Cidofovir or ST-246, you decide what U.S. Govt. wanted in 2006?
5% of those vaccinated for smallpox have no outward visible signs of a response. They have “no-take” to vaccination and are also referred to as nontake. Those nontakes are at significant risk of smallpox infection and, if infected, would need to be treated within a few days of exposure with a smallpox antiviral . Hence the need for a smallpox antiviral and the U.S. government interest in ST-246. ST-246 was then (2006) and is now the most advanced treatment specifically designed to treat smallpox. When Parsons references ST-246 significantly greater effectiveness (“At the time of the breach, ST-246 appears to have been 8,000 times more effective than its closest competing product”), I believe he is referring to Cidofovir (Vistide,® Gilead). Problem is Vistide is known to cause kidney failure with just one or two doses, yet in 2003 CDC document it is referred to as the only antiviral known to have demonstrated effectiveness in animal models of orthopox.
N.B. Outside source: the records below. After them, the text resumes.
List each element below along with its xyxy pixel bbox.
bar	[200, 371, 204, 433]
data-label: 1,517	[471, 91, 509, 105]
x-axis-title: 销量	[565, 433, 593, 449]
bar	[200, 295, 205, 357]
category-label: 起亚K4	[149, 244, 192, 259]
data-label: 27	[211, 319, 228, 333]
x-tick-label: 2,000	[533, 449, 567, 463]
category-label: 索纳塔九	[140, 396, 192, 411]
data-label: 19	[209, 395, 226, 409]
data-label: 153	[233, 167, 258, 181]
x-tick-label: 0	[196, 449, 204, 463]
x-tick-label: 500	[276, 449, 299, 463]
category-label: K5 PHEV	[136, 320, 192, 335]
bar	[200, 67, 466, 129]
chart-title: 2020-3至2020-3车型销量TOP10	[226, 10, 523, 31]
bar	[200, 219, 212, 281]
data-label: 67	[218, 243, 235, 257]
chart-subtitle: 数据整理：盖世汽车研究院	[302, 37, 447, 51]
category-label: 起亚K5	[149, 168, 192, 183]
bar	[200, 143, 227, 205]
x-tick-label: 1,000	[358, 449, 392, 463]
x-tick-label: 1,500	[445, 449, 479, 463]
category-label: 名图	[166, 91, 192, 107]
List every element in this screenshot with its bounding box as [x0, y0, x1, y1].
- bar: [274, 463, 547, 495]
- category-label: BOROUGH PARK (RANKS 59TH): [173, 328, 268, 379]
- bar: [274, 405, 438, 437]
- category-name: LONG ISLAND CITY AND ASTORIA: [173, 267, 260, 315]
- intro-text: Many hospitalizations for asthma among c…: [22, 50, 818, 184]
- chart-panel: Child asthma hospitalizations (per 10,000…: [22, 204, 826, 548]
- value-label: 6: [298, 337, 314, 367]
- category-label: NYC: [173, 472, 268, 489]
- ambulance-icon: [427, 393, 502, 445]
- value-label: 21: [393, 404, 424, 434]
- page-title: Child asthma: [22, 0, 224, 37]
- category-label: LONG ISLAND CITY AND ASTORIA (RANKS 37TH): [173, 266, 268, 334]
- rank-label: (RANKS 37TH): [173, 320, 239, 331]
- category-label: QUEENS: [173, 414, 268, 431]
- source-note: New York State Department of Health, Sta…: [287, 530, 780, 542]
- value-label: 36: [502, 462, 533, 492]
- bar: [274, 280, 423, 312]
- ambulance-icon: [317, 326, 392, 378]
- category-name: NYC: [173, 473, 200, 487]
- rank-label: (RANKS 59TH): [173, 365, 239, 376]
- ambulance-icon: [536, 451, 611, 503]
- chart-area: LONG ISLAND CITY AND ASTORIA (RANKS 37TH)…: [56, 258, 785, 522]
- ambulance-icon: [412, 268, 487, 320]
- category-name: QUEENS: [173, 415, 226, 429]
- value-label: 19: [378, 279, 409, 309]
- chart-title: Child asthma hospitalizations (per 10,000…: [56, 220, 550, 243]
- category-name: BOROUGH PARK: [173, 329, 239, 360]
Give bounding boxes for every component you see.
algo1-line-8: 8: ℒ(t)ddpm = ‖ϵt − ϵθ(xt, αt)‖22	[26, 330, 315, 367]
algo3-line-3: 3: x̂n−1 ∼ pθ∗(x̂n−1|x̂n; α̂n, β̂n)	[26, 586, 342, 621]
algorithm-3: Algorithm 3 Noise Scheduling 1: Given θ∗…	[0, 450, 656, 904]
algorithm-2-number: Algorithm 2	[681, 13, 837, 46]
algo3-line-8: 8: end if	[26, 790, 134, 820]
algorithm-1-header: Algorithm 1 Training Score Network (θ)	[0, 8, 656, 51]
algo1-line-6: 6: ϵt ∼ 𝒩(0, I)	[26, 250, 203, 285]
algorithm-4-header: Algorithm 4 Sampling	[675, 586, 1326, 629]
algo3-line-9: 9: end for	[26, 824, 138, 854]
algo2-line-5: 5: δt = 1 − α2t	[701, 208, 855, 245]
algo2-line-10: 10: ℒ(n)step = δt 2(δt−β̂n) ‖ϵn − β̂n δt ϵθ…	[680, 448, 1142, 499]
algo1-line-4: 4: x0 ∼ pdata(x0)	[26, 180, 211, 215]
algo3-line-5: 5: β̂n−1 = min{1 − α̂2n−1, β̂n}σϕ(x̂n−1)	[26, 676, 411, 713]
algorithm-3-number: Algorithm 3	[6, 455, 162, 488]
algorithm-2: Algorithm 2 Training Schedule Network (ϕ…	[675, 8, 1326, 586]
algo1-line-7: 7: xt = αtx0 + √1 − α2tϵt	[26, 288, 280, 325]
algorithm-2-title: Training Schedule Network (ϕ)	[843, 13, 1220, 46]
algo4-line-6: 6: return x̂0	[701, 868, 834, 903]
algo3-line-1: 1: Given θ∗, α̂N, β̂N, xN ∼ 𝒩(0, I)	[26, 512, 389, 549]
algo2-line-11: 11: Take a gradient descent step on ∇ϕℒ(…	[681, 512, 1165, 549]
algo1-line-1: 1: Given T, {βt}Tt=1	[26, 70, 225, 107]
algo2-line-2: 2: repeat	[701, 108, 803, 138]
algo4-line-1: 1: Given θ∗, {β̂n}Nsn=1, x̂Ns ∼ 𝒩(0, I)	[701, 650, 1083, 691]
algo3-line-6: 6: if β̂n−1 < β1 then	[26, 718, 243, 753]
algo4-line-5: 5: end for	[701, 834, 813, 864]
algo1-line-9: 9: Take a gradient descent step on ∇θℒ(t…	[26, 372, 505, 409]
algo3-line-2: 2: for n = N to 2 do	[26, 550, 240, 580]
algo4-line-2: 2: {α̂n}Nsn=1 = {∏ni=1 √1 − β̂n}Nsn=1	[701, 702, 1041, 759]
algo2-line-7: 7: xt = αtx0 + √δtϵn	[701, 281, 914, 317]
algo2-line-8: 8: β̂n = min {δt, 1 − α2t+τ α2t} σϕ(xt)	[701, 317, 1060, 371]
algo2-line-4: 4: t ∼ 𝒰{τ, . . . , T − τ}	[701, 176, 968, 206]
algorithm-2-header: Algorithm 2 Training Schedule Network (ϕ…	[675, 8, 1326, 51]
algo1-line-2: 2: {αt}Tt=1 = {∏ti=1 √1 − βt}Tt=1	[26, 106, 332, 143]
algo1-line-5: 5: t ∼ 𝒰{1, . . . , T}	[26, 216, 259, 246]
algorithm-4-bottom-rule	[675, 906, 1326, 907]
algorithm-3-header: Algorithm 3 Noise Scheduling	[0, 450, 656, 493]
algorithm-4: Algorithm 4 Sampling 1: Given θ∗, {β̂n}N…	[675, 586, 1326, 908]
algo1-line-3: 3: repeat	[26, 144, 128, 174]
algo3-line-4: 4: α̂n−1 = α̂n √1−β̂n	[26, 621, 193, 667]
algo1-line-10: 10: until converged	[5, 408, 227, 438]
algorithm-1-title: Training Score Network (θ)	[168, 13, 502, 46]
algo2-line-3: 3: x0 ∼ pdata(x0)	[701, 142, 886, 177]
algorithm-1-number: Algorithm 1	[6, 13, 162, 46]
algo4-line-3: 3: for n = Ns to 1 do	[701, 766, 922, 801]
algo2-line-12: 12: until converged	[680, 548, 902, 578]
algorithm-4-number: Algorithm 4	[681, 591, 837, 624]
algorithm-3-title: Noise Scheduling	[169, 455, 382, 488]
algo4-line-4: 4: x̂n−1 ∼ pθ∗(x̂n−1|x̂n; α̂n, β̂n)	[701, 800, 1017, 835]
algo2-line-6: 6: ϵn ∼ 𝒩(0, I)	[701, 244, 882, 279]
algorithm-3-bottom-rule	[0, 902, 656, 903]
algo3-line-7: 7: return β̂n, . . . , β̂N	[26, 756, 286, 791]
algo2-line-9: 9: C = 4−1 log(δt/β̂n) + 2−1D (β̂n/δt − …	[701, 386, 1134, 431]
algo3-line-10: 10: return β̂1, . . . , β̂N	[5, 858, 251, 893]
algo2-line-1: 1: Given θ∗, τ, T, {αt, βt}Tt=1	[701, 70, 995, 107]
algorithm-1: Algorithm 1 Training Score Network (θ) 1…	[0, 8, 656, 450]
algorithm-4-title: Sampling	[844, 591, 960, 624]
As such, ST-246 was the only viable option for U.S. government procurement at time of the breach in Dec. 2006. ST-246 had passed first human safety studies in July 2006 and had demonstrated 100% effectiveness in smallpox challenge study, results of which were announced by SIGA on Oct. 18, 2006. Also, Parsons in notes to his opinion states that “since SIGA’s breach, it repeatedly has touted the superiority of ST-246 to alternative pharmaceuticals, even stating its belief in December 2009 that ST-246 had ‘at least a three-year lead compared to any other potential product candidate in regard to non-human primate efficacy testing.”
Government knew what SIGA and PIP knew, there was no reasonable alternative to meet a pressing need (the gaping whole in biodefense protection it was creating for the U.S. population). They had one vaccine/person and new that 5% at a minimum, 5% would not respond and potentially be exposed. That 5% gets you to a need for 14-15 million courses of antiviral treatment. Cidofovir was known to cause kidney failure that could lead to death, not a very viable option, unless you have nothing else. There was a significant need for a better option and ST-246 was only other option even close in 2006. Chimerix wasn't even close in 2009, Parsons points that out from SIGA's own statements.
Potential need was much greater than 14-15 million courses of treatment because of huge list of contraindications for the smallpox vaccine itself. Millions more would potentially be exposed as a result of not being viable candidates for vaccination (persons with atopic dermatitis, cancer, HIV/AIDS, autoimmune diseases, etc). That, along with possible reorders to replenish supply as it became dated (expired shelf life), and international orders are the reason SIGA and PIP both thought the potential was much greater. These variables explain reasons Baliban and others would have had a wide range of estimates for ST-246 in 2006. And they remain reasons ST-246 could still see more orders than it has thus far received.
"U.S. Government healthcare sources acknowledged that not all patients vaccinated would be immune. For this one you can look at CDC February 21, 2003 Morbidity and Mortality Weekly Report entitled “Smallpox Vaccination and Adverse Reactions”. Also note the millions (beyond “no-take”) that may also need access to smallpox antiviral because they are contraindicated to the vaccine.
The contraindications read as follows.
Smallpox vaccination in the preoutbreak setting is contraindicated for persons who have the following conditions or have a close contact with the following conditions:
1) History of atopic dermatitis (irrespective of disease severity)
2) active acute, chronic exofoliative skin conditions that disrupt the epidermis
3) pregnant women or women who desire to become pregnant in the 28 days after vaccination
4) persons who are immunocompromised as a result of HIV/AIDS, autoimmune conditions, cancer, radiation treatment, immunosuppressive medications or other immunodeficiencies.
This would have formed reasonable basis for assuming orders even greater than 5% of U.S. population. Hence multiple models, with multiple assumptions for various markets (U.S. and International). In other words 5% (14-15 million courses) would have been at the very low-end of U.S. needs. In 2006, both companies expected it to be at least this large and likely larger. It is independently verifiable by third party sources that existed before acts of bad faith, it likely forms the basis for models both companies were utilizing in their discussions about LATS and the acquisition, and it appears in the record of the case.
As such, it is in the record of the case, it is reasonable (both parties referenced or did not object in testimony of experts), and Parsons believed it worthy to use for establishing expectation damages."